In this experimental setup, US- and Germany-based students worked together in synchronous sessions twice a week and additionally in self-organized asynchronous teams over 5 weeks. This intensive course structure reflects the limited overlap of teaching periods at ESF and HM due to the different academic calendar systems (trimester vs. semester).

Each of the five publishing teams consisted of two editors, two illustrators, and four authors. The sixth team took responsibility for process management, workflow, technical support, and assisted the authors in SEO (Table 1). All teams engaged in shared class activities, including the initial discussions about possible topics, the development of the publication plan, introduction to the usage of the CMS, or trouble-shooting interventions. Each synchronous session started with an editorial meeting for all. The main objective of these meetings was to introduce students to the procedures and structures of a collaborative working editorial department. In-between, students worked in their teams, supported by the instructors, who joined the teams and provided feedback to texts and illustrations.

Methods

To reach the objectives of this study, three colleagues from Munich University of Applied Sciences (HM) and SUNY College of Environmental Science and Forestry (ESF) co-taught an online, international experience on science, technology, and environmental journalism with students from Germany and the United States. Students from ESF and HM formed an editorial department for a blog on science, technology, and environmental topics (techtalkers.hm.edu). This experience took place in spring 2021, during the height of the pandemic. The editorial department introduced in this case study set out to engage students in the Environmental Studies program at ESF and students specialized in stakeholder-oriented communication at HM in science and technology communication for diverse, but mainly non-academic audiences. During this 5-week experience, students wrote, illustrated, and edited texts for the blog Tech Talkers.
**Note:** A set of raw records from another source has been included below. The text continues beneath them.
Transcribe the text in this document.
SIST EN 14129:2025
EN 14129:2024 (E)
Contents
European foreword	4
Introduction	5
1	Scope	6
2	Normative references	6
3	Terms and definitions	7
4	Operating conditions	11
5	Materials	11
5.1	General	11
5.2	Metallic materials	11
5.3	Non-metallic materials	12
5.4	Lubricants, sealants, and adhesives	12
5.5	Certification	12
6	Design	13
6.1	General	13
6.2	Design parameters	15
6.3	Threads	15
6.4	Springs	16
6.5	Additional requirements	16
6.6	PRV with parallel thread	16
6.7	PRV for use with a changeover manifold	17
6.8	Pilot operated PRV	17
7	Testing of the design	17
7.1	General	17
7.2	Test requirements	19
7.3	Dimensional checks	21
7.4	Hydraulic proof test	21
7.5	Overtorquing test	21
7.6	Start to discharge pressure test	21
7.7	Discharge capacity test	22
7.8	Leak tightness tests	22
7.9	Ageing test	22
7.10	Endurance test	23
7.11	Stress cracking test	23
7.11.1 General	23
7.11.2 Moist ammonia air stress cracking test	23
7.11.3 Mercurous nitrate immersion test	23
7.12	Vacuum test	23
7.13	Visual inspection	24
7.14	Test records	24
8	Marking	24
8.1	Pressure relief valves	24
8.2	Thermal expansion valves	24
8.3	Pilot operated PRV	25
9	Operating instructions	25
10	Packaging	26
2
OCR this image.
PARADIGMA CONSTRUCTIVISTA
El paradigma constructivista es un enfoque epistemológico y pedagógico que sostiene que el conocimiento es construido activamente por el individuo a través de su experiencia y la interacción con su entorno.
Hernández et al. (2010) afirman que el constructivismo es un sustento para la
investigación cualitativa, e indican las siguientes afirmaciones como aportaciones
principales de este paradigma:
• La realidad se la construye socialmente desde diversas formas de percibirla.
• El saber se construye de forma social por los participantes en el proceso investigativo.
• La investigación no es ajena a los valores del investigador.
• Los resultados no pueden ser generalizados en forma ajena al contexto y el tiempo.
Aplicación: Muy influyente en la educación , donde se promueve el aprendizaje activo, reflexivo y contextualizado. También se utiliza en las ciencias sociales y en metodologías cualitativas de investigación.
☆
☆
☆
The texts and illustrations produced during this collaboration and the instructor’s observations during the collaboration, create the data material for this study. A qualitative analysis of the 40 drafted articles (8 per team) and 14 finally published blog posts (text + artwork) were conducted through close reading of the texts by the instructors/authors of this study. Instructors met after each synchronous session and reflected students’ interaction in class, in breakout-rooms, and the outcomes of self-regulated team work. The sum of these qualitative observations was discussed with the entire research team to come to common conclusions.

The authors also engaged in observation of the themes, issues and questions occurring during the 5-week collaboration. These observations were also discussed as a research team, and common conclusions were made.

Observations

General Observations

The collaboration let students creatively cover issues that they were passionate about. The international teamwork, with an illustrator and a writer working as a team, shone light on the different perception one could have on issues. The writers worked to explain what they had in mind for the article and what illustrations would go well with it. The illustrators were investigating options for visually representing what the writer had in mind. The editors, acting as conductors orchestrating teamwork, kept an eye on deadlines and work ready for publication. The open call for contributions resulted in opinion pieces, scientific texts, and critical articles.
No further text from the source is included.